Chia, who is releasing his book Questions To Our Answers next month, hopes his work would be able to bring solace to the downtrodden.

"I recall being laughed at or mocked when I first started out, but I kept at it because I wanted to reach out to readers and help them," he said. He urged budding poets eager to conquer the social media space to have a clear idea of whom they are writing for.

He started with Instagram, before moving on to posting on Facebook and Tumblr.

"It's important to remember that different social media platforms have different audiences who hail from different places," he said.

TIGHTER CONTROLS IN CHINA

Looking for your celebrity gossip fix? You probably will not be able to find it in China.

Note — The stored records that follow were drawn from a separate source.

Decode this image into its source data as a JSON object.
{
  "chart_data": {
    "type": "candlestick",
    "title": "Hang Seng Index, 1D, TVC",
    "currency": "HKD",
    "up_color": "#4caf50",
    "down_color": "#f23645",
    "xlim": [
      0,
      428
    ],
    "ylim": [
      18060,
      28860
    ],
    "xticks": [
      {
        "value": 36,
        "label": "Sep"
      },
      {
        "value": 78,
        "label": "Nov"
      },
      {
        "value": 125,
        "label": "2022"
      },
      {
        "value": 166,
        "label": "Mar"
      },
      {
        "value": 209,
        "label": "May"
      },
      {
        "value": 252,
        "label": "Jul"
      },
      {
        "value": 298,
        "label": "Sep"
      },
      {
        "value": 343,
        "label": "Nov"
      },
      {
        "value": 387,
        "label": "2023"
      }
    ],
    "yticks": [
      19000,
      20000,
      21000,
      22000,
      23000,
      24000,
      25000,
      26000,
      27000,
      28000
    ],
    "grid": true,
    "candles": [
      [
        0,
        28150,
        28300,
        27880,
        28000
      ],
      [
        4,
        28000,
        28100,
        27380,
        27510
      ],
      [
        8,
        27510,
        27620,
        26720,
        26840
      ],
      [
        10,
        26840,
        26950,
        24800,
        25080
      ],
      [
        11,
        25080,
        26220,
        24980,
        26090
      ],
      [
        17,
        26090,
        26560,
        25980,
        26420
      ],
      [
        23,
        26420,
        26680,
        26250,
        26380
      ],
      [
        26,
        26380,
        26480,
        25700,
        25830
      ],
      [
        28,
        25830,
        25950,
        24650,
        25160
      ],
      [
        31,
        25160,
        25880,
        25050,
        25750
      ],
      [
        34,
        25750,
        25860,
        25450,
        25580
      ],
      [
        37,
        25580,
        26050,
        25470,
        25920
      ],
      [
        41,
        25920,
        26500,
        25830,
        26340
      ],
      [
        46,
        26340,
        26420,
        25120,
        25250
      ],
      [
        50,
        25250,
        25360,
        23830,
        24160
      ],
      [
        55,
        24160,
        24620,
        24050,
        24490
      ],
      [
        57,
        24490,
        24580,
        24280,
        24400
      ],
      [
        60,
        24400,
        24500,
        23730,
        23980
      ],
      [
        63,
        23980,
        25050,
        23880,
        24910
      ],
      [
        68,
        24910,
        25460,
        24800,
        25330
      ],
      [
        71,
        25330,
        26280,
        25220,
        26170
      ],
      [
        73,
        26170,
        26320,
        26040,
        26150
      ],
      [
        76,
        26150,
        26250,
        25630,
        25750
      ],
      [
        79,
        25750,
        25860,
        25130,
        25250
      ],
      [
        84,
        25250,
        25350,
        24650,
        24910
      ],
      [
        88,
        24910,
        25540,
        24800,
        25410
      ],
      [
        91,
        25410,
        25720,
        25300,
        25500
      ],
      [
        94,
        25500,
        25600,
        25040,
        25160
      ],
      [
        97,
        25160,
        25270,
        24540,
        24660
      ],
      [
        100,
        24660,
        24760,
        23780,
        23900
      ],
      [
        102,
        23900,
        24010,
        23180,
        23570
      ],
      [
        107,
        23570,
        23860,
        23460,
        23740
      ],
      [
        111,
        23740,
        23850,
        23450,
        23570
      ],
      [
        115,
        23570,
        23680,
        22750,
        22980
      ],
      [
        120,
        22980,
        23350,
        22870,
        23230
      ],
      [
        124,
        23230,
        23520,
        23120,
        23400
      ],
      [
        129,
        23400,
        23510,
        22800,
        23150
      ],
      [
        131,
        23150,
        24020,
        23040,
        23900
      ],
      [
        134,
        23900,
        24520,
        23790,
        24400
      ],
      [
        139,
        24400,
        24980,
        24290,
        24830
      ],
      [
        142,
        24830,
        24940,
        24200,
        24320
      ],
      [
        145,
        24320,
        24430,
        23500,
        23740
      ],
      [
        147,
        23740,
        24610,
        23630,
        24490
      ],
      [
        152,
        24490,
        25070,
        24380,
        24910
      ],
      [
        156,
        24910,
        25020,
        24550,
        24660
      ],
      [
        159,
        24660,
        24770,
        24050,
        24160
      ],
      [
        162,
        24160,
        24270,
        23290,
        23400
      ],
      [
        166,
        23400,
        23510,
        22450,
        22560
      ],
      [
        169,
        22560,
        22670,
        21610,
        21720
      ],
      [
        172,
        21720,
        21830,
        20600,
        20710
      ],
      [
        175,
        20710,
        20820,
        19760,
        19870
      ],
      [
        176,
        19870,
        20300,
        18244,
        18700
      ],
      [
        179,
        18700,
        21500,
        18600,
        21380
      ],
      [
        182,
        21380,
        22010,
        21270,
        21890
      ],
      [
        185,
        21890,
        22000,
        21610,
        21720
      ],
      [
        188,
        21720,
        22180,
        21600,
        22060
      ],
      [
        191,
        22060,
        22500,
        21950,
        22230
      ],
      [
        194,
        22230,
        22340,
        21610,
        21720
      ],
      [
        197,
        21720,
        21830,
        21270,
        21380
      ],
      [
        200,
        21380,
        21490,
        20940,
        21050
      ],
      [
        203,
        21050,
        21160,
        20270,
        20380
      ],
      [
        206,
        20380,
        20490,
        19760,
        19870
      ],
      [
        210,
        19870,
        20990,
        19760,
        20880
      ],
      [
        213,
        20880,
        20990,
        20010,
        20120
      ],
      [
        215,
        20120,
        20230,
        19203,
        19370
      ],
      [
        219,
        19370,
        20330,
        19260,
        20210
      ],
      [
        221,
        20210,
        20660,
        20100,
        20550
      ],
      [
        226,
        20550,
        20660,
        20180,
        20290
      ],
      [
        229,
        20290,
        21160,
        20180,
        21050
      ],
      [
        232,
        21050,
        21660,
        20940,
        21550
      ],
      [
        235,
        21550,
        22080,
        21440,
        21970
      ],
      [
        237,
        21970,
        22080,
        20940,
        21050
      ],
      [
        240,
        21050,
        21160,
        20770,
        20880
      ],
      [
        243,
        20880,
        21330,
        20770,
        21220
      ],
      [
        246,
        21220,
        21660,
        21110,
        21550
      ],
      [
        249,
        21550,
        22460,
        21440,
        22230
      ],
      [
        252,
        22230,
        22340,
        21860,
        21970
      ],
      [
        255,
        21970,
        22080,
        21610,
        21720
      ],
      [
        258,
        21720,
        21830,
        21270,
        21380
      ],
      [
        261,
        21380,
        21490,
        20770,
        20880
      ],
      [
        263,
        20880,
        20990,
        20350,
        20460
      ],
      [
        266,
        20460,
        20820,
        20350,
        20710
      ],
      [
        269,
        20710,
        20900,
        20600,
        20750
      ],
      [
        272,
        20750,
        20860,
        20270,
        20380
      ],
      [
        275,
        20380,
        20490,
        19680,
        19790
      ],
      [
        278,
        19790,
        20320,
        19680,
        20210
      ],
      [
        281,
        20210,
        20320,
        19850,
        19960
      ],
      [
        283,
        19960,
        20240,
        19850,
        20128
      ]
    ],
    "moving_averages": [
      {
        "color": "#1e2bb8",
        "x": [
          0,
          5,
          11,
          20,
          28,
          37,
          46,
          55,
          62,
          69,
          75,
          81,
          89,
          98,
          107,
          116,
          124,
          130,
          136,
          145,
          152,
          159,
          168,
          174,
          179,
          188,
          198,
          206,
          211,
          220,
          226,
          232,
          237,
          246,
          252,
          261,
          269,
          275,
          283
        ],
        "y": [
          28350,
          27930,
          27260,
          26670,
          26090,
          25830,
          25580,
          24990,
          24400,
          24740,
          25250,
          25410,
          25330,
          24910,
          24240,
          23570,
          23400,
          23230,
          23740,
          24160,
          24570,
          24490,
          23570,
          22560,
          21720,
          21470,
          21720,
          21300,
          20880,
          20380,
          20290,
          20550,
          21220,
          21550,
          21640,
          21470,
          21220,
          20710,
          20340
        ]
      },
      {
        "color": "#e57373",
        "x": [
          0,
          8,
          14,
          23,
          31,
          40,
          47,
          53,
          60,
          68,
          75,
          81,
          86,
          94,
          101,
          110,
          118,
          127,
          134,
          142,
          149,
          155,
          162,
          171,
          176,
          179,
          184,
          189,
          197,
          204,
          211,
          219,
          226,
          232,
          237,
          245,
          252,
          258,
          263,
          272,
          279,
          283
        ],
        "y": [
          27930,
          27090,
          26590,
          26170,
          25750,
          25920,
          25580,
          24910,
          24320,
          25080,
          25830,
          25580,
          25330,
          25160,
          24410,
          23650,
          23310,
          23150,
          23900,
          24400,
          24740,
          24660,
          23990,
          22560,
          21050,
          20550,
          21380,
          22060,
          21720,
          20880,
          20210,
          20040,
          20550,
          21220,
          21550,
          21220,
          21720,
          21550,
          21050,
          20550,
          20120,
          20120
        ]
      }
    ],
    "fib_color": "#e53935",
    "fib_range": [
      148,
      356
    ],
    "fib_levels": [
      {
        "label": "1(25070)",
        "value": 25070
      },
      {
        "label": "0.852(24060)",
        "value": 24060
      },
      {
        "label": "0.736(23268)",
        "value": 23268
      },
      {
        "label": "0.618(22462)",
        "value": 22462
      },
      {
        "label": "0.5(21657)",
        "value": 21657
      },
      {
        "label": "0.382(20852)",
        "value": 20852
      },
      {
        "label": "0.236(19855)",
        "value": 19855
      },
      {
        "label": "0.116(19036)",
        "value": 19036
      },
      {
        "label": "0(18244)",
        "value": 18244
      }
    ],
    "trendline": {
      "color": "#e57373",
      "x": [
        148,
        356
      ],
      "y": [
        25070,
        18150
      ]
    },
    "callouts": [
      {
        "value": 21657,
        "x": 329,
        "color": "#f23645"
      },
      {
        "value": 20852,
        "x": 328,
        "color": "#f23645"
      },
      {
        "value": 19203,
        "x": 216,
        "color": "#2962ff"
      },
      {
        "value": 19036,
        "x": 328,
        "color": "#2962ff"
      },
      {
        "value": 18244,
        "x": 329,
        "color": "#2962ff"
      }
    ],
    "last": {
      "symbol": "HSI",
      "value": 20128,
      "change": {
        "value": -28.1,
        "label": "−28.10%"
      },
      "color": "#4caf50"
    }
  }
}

The Beijing authorities have ordered Internet companies to close down 60 popular celebrity gossip social media accounts.

The Beijing Cyberspace Administration said websites must "adopt effective measures to keep in check the problems of the embellishment of private sex scandals of celebrities, the hyping of ostentatious celebrity spending and catering to the poor taste of the public".

Instead, Internet companies like Tencent and Baidu must actively "propagate core socialist values".

This is the latest salvo in a series of crackdowns on independent media.

Last month, the government introduced a new set of rules for online platforms that severely restricts what they can publish.

For instance, every editorial staff member on such platforms must first attain approval by the national or local government Internet office.